1. The Editor
I heard of Markdown for years, and tried once or twice to learn it, didn’t make it. The way that all the Editors handle Markdown: an edit mode, a preview mode, one at a time or split the window, check the result in one side when you input in another side.
It is JUST illogical
Markdown syntax is not hard, but I didn’t have good command of it until I find Typora
What make it so special is the Live Preview function, you input the Markdown syntax, when the cursor leave the AREA, voila, it renders the final result of what Markdown should look like. It’s WYSIWYG (I miss this term), it all happened in one place, I don’t need to move my eyes between two sides like a bird or whatever.

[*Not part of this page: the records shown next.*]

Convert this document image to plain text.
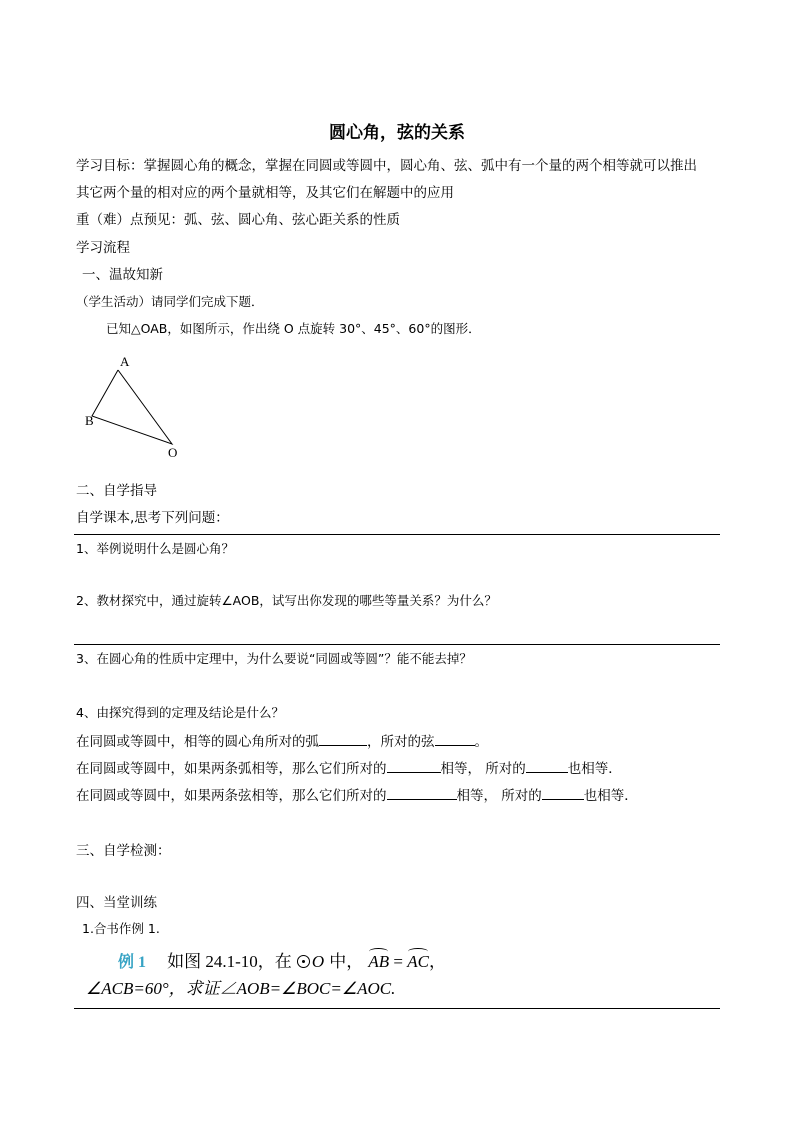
圆心角，弦的关系
学习目标：掌握圆心角的概念，掌握在同圆或等圆中，圆心角、弦、弧中有一个量的两个相等就可以推出
其它两个量的相对应的两个量就相等，及其它们在解题中的应用
重（难）点预见：弧、弦、圆心角、弦心距关系的性质
学习流程
一、温故知新
（学生活动）请同学们完成下题．
已知△OAB，如图所示，作出绕 O 点旋转 30°、45°、60°的图形．
A
B
O
二、自学指导
自学课本,思考下列问题：
1、举例说明什么是圆心角？
2、教材探究中，通过旋转∠AOB，试写出你发现的哪些等量关系？为什么？
3、在圆心角的性质中定理中，为什么要说“同圆或等圆”？能不能去掉？
4、由探究得到的定理及结论是什么？
在同圆或等圆中，相等的圆心角所对的弧	，所对的弦	。
在同圆或等圆中，如果两条弧相等，那么它们所对的	相等， 所对的	也相等．
在同圆或等圆中，如果两条弦相等，那么它们所对的	相等， 所对的	也相等．
三、自学检测：
四、当堂训练
1.合书作例 1.
例 1 如图 24.1-10，在 O 中， AB = AC，
∠ACB=60°，求证∠AOB=∠BOC=∠AOC.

It is the silver bullet, not mention Typora is free, it supports Mac OS and Windows, it uses GitHub Flavored Markdown, it can export as HTML & PDF, et cetera.
Why I like it
- Markdown is still plain text, the syntax is neat, without a Markdown editor you can still open and read it easily.
- Comparing to editors like MS Word, markdown only provides limited but enough formating choices, it enables me to focus on writing itself when I am … typing, instead of struggling with formating choices.
- Generally it will be rendered as HTML, you can still control how it looks like by customizing the Editor’s CSS.
Should I be worried?
Now Markdown already has several flavors (dialects), although they only have slice differences.
3. Markdown Support
The powerful JetPack includes a Markdown plug-in, of course it’s not the only reason you should use JetPack.
Be noticed that the Markdown flavor supported by WordPress is Markdown Extra
Well, GitHub supports GitHub Flavored Markdown, it makes GitHub also a good place to share documents, all kinds of documents, not only documents of source code.
If the UI of GitHub seems a little bit unfriendly to your readers, you can consider using GitHub Pages to publish your content.
The thing I don’t like is that GitHub Pages doesn’t directly display Markdown files as GitHub does, It only supports kramdown flavor, and it uses Jekyll, a static website generator, to “Compile” markdown files to HTML. Yeah, things just get weirder. and there will be a learning curve.
If your document is book-like, you can use GitBook to compile it, export it as HTML, and then publish it on GitHub Pages, it’s just another idea.